Bounded container types - for efficient parsing #26

Closed
cdunn2001 opened this Issue May 25, 2013 · 19 comments

4 participants

@cdunn2001

The ARRAY and OBJECT types no longer have a length argument; all containers (like JSON) are considered to be unbounded. In the existing spec, this is know as the Streaming support.

Please add bounded container types. I understand how these streaming types can be useful, but I want everyone to see that bounded types are important too. I want to be able to pre-allocate arrays. I should not need to reallocate memory when parsing UBJson. A parser should be simple and efficient.

This is a very big deal!

@kxepal
Collaborator

Hi @cdunn2001 !
I understand your reasons, but how can you preallocate arrays/objects that may contains data of mixed types? It's only reasonable if arrays will have data of the same type.

See issue #13 for more information about STC: they are friendly data type for preallocation operations.

@thebuzzmedia

@cdunn2001 Just to save you the time for reading all of Issue #13 (if you had the time, would appreciate you input on it though)

To stay 1:1 compatible with JSON, as @kxepal pointed out, there is NO guarantee that ARRAYS contain elements of the same type so we changed the definition of ARRAY and OBJECT to exactly match that of JSON.

That said, we recognize that for performance reasons, pre-defining container sizes (and types) is a highly desired feature.

This is what Strongly Typed Container (STC) discussion is about in #13 -- specifically adding a new container type that is an array with a type and I believe we settled on also requiring a size (see discussion on #16 )

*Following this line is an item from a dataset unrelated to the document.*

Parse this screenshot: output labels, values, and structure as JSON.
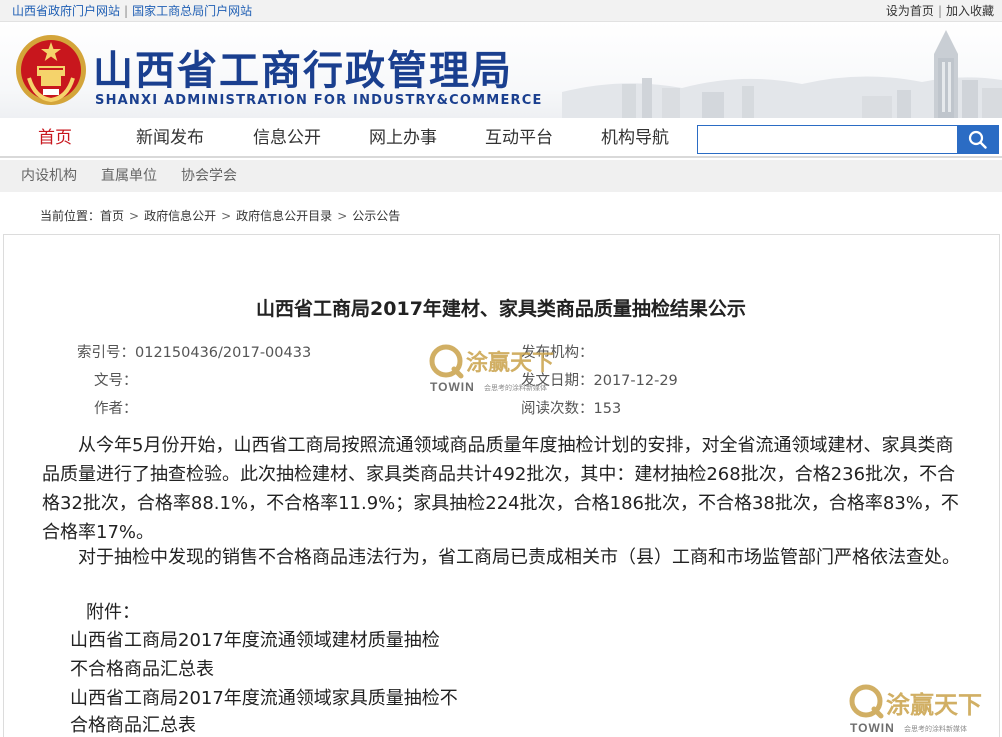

This container type would be highly optimized for reading and writing and solve not only these performance cases, but allow UBJSON to support Binary data in a format-agnostic way (would still remain compatible with JSON).

@thebuzzmedia

Addendum: The current design for STC is only for ARRAYS and only for primitive types (no arrays containing arrays or objects).

@cdunn2001

The UBJ philosophy (same as JSON): All datatypes are unknown.

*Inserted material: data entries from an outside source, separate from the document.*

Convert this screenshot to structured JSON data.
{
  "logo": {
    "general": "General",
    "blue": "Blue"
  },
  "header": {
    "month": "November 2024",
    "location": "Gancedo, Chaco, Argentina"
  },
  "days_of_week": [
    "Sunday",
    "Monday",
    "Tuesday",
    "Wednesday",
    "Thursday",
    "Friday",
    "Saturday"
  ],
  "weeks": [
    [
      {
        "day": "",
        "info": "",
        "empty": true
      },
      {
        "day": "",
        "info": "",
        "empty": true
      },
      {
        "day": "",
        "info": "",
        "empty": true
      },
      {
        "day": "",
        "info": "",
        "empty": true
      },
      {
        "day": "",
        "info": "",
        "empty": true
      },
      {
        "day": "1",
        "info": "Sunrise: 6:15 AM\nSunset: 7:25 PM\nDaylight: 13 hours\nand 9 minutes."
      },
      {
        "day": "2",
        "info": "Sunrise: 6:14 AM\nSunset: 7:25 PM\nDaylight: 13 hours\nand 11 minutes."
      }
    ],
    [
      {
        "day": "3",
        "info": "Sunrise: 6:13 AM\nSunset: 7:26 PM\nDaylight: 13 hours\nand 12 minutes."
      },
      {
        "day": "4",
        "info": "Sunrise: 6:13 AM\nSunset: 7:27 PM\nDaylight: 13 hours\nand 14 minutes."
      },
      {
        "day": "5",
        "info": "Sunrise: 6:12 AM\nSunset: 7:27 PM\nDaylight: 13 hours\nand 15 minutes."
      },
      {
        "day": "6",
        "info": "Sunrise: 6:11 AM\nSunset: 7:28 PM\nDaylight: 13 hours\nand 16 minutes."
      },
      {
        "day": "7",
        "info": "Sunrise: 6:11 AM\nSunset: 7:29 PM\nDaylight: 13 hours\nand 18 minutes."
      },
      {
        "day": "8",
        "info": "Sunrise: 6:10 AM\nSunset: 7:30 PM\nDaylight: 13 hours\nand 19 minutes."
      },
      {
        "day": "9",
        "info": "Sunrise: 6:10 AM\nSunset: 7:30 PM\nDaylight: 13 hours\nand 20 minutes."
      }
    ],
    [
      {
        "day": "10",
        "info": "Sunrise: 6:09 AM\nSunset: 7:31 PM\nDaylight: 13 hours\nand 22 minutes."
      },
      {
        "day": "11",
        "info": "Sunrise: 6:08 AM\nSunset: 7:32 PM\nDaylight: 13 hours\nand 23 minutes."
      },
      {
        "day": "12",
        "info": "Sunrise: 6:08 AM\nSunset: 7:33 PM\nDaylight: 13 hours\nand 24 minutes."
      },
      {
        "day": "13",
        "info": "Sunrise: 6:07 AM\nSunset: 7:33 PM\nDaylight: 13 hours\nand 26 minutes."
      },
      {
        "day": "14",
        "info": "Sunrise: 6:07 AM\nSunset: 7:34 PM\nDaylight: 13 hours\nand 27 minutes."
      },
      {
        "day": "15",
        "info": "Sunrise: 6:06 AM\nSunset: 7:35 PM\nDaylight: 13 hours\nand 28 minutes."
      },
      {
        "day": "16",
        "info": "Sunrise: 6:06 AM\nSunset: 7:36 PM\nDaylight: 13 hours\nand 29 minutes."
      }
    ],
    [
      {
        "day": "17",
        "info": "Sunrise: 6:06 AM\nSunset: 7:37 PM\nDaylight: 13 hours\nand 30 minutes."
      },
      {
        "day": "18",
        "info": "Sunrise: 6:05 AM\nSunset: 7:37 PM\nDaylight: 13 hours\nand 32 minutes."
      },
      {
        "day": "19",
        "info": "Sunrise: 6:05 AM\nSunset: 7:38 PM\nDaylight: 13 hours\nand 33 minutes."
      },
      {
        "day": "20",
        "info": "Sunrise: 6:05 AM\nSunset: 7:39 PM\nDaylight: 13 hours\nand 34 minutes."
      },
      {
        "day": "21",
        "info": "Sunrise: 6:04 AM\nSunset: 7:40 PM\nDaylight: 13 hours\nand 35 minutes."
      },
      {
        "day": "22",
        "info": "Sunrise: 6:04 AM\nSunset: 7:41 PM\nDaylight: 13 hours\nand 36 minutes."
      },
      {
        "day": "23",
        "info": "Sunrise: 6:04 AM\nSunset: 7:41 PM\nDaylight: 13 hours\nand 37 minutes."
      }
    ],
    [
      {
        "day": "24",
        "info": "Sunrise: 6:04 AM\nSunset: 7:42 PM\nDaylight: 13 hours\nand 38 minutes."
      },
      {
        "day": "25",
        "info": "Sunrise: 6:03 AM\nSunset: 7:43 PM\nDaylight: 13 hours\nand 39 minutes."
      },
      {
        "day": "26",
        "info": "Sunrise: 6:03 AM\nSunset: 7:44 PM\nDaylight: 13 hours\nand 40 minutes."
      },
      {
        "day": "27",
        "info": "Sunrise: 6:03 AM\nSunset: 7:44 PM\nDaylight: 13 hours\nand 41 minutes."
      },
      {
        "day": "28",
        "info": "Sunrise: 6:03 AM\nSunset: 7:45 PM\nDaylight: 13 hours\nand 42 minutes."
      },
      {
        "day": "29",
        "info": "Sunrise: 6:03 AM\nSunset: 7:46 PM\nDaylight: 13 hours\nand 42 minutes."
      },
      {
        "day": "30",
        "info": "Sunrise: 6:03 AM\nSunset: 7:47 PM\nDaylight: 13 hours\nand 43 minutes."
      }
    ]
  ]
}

STC and UBJ are orthogonal, and I doubt that you will ever reach consensus on STC.

My use-case for UBJ is that I know my datatypes, but I want to be able to debug encoded bytes without knowing the types. Protobuf-encoded bytes are meaningless without a .proto file, so tcpdump is useless.

Also, most of my data are long strings, not integers. Protobuf optimizes for integer byte-length over CPU cycles, which is good for network communication but not for IPC.

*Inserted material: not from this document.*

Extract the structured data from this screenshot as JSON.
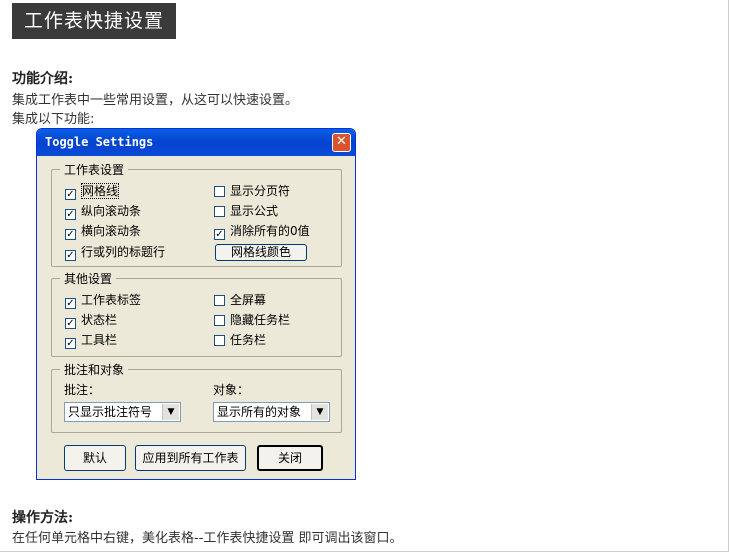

UBJ is basically what I want, except for array decoding efficiency. When I deserialize, I know the datatype, but I still cannot preallocate the arrays. When parsing, I need to know the size in advance. (The arrays are variable-length in order to support backward-compatible schema changes, something Protobuf does well.)

Besides my specific use-case, the main value of UBJ is trivially simple parsing. You've lost that by adding trailing delimiters. Streamable datatypes should be distinct. Call that UBJ+ or UBJS. Then you can include chunked strings, if you want.

@kxepal
Collaborator

I believe you're looking for something like scheme for UBJSON data which describes decoded data. At this moment, as like for JSON, you may generate such scheme as separate structure and use it as helper for data decoding.

@thebuzzmedia

@cdunn2001 I want to understand why STC is not a good solution for you -- you mentioned you are primarily passing (long) strings and not primitive numeric types, can you give me a more detailed example of your use-case so we can better address if there is a gap in our planned definition of STC and maybe we need to consider another construct to optimize for the case you present?

You've lost that by adding trailing delimiters. Streamable datatypes should be distinct. Call that UBJ+ or UBJS.

I made the same arguments initially (the original spec had sized containers) but what UBJSON has defined by default were containers with weak semantics that didn't exist in JSON. We changed that in Draft 9 by aligning ARRAY and OBJECT exactly with JSON and then working towards addressing a more optimal ARRAY-based container that addressed those shortcomings.

Then you can include chunked strings, if you want.

Long discussion on Issue #10 about that -- maybe you meant some other impl of a "chunked string", if so, can you clarify?

Again, I want to understand your use case clearly to see if we need to reconsider how we are proposing STC.

This is why I have been sitting on STC so long; it will be the lynchpin feature to UBJSON and I want to make sure it is defined appropriately.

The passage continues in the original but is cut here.